Sorprendido de haber pasado una velada tan agradable, regresé a mi casa. Uno siempre se siente estimulado cuando habla de la muerte. Dormí con un sueño de superviviente.
Hacia las nueve de la mañana, mientras tomaba una segunda taza de café, llamaron al timbre. A través del interfono, oí la voz de un desconocido:
—Mi coche se ha averiado. ¿Podría utilizar su teléfono?
Desconcertado, abrí la puerta y vi entrar a un hombre de mediana edad.
—Perdone la intrusión. No tengo móvil y la cabina telefónica más cercana no funciona. Le pagaré el coste de la llamada, por supuesto.
—No es necesario —le dije, ofreciéndole el aparato.
Cogió el teléfono y marcó un número. Mientras esperaba, se desplomó.
Estupefacto, me lancé inmediatamente a su lado. Oí cómo una voz lejana decía «¿Diga?» al teléfono y tuve el reflejo de colgar. Zarandeé al hombre.
—¡Señor! ¡Señor!
Le tumbé de espaldas. Tenía la boca entreabierta y una expresión pasmada. Le di unos cachetes en las mejillas. Ninguna reacción. Fui a por un vaso de agua y, en vano, intenté hacérselo beber. Le salpiqué el rostro con el resto del líquido. Tampoco reaccionó.
Tomé el pulso del individuo y confirmé lo que ya sabía. ¿Cómo se sabe que alguien está muerto? No soy médico, pero cada vez que me he encontrado en presencia de un muerto, he experimentado una incomodidad muy profunda, un insoportable sentimiento de falta de pudor. Siempre ese deseo de decir: «Vamos, señor, ¡menuda pinta! ¡Repóngase! ¡Si todo el mundo se abandonara como usted…!» Cuando conoces al difunto, todavía es peor: «Esto no es propio de ti.» Y no digamos ya en el caso, perturbador hasta rayar en la obscenidad, de que el desaparecido sea un ser querido.
En este caso, mi muerto no era ningún ser querido y no estaba ni mucho menos desaparecido. Había elegido aquel singular momento de su vida para aparecer en la mía.
No era el momento de filosofar. Cogí el teléfono para llamar a los servicios de emergencia; el recuerdo de la conversación de la víspera detuvo mi gesto.
«¡Qué coincidencia!», pensé.
¿Seguiría el consejo de mi interlocutor de la víspera? ¿No era uno de esos provocadores frívolos que sueltan barbaridades para escandalizar a su audiencia? Me habría gustado avisar a los servicios de emergencia. Allí estaba yo, solo con aquel cadáver desconocido, desconocido al cuadrado, ya que incluso nuestro vecino de rellano, cuyas discusiones domésticas llevábamos veinte años oyendo, se convierte en un extraño cuando cruza la laguna Estigia.
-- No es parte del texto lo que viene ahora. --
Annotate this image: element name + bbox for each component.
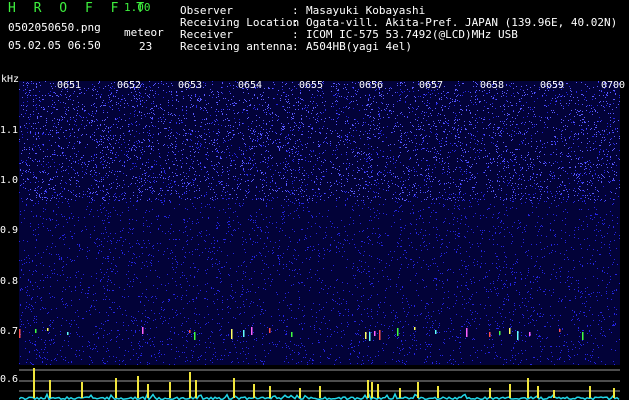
app-version: 1.00 <box>124 1 151 14</box>
meteor-ping <box>529 332 531 336</box>
signal-spike <box>613 388 615 398</box>
antenna-value: A504HB(yagi 4el) <box>306 40 412 53</box>
meteor-ping <box>499 331 501 335</box>
x-tick-label: 0652 <box>117 80 142 91</box>
spectrogram <box>19 81 620 365</box>
signal-spike <box>319 386 321 398</box>
signal-spike <box>589 386 591 398</box>
meteor-ping <box>414 327 416 330</box>
receiver-label: Receiver <box>180 28 233 41</box>
signal-spike <box>489 388 491 398</box>
signal-spike <box>399 388 401 398</box>
y-tick-label: 1.0 <box>0 175 19 186</box>
meteor-ping <box>142 327 144 334</box>
signal-spike <box>189 372 191 398</box>
y-tick-label: 0.6 <box>0 374 19 385</box>
observer-separator: : <box>292 4 299 17</box>
signal-spike <box>527 378 529 398</box>
y-tick-label: 1.1 <box>0 125 19 136</box>
signal-spike <box>115 378 117 398</box>
meteor-ping <box>489 332 491 337</box>
x-tick-label: 0651 <box>57 80 82 91</box>
meteor-ping <box>67 332 69 335</box>
antenna-label: Receiving antenna <box>180 40 293 53</box>
spectrogram-noise <box>19 81 620 365</box>
meteor-ping <box>517 331 519 340</box>
y-tick-label: 0.8 <box>0 276 19 287</box>
x-tick-label: 0653 <box>178 80 203 91</box>
signal-spike <box>417 382 419 398</box>
meteor-ping <box>291 332 293 337</box>
date-time: 05.02.05 06:50 <box>8 39 101 52</box>
meteor-ping <box>35 329 37 333</box>
signal-spike <box>169 382 171 398</box>
receiver-separator: : <box>292 28 299 41</box>
receiver-value: ICOM IC-575 53.7492(@LCD)MHz USB <box>306 28 518 41</box>
signal-spike <box>537 386 539 398</box>
location-separator: : <box>292 16 299 29</box>
signal-spike <box>195 380 197 398</box>
signal-spike <box>269 386 271 398</box>
signal-spike <box>49 380 51 398</box>
meteor-ping <box>243 330 245 337</box>
meteor-label: meteor <box>124 26 164 39</box>
x-tick-label: 0657 <box>419 80 444 91</box>
meteor-ping <box>509 328 511 334</box>
location-label: Receiving Location <box>180 16 300 29</box>
meteor-ping <box>582 332 584 340</box>
x-tick-label: 0654 <box>238 80 263 91</box>
signal-spike <box>299 388 301 398</box>
x-tick-label: 0655 <box>299 80 324 91</box>
meteor-ping <box>379 330 381 340</box>
observer-label: Observer <box>180 4 233 17</box>
observer-value: Masayuki Kobayashi <box>306 4 426 17</box>
file-name: 0502050650.png <box>8 21 101 34</box>
x-tick-label: 0658 <box>480 80 505 91</box>
location-value: Ogata-vill. Akita-Pref. JAPAN (139.96E, … <box>306 16 618 29</box>
signal-spike <box>371 382 373 398</box>
meteor-ping <box>251 327 253 335</box>
signal-spike <box>509 384 511 398</box>
meteor-ping <box>189 330 191 333</box>
x-tick-label: 0659 <box>540 80 565 91</box>
meteor-ping <box>19 329 21 338</box>
antenna-separator: : <box>292 40 299 53</box>
spectrogram-canvas <box>19 81 620 365</box>
meteor-ping <box>435 330 437 334</box>
meteor-ping <box>269 328 271 333</box>
x-tick-label: 0656 <box>359 80 384 91</box>
signal-spike <box>81 382 83 398</box>
meteor-ping <box>369 332 371 341</box>
signal-spike <box>147 384 149 398</box>
signal-spike <box>253 384 255 398</box>
signal-spike <box>33 368 35 398</box>
y-tick-label: 0.9 <box>0 225 19 236</box>
meteor-ping <box>559 329 561 332</box>
x-tick-label: 0700 <box>601 80 626 91</box>
signal-spike <box>233 378 235 398</box>
signal-strength-panel <box>19 367 620 400</box>
meteor-count: 23 <box>139 40 153 53</box>
meteor-ping <box>466 328 468 337</box>
meteor-ping <box>397 328 399 336</box>
meteor-ping <box>365 332 367 339</box>
y-axis-unit: kHz <box>1 74 20 85</box>
signal-spike <box>377 384 379 398</box>
signal-strength-canvas <box>19 368 620 400</box>
meteor-ping <box>194 332 196 340</box>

En situaciones semejantes, uno desearía tener a alguien a su lado, aunque sólo fuera a modo de testigo: «¿Ha visto qué me está ocurriendo?»
La palabra testigo me hundió en un estado de perplejidad. Nadie podría testificar acerca de mi desventura. La noche anterior, el interlocutor me había hablado de fallecimientos en el transcurso de una velada junto a varias personas, pero no era eso lo que se había producido. A mi alrededor no había nadie para dar fe de mi inocencia. Era el culpable ideal.
Sin embargo, no iba a instalarme en aquel estado de ánimo. Razón de más para llamar a emergencias: tenía que liberarme de aquel miedo absurdo que la conversación de un amante de las paradojas me había inoculado. Acerqué la mano al teléfono.
¿A quién había visto realizar aquel gesto por última vez? Al muerto. Aunque no me convirtió en supersticioso, aquel pensamiento sí me hizo recordar que el individuo en cuestión había marcado un número y que alguien había descolgado. Si llamaba a alguien, eliminaría para siempre mi única posibilidad de pulsar la tecla de rellamada para saber con quién intentaba comunicarse.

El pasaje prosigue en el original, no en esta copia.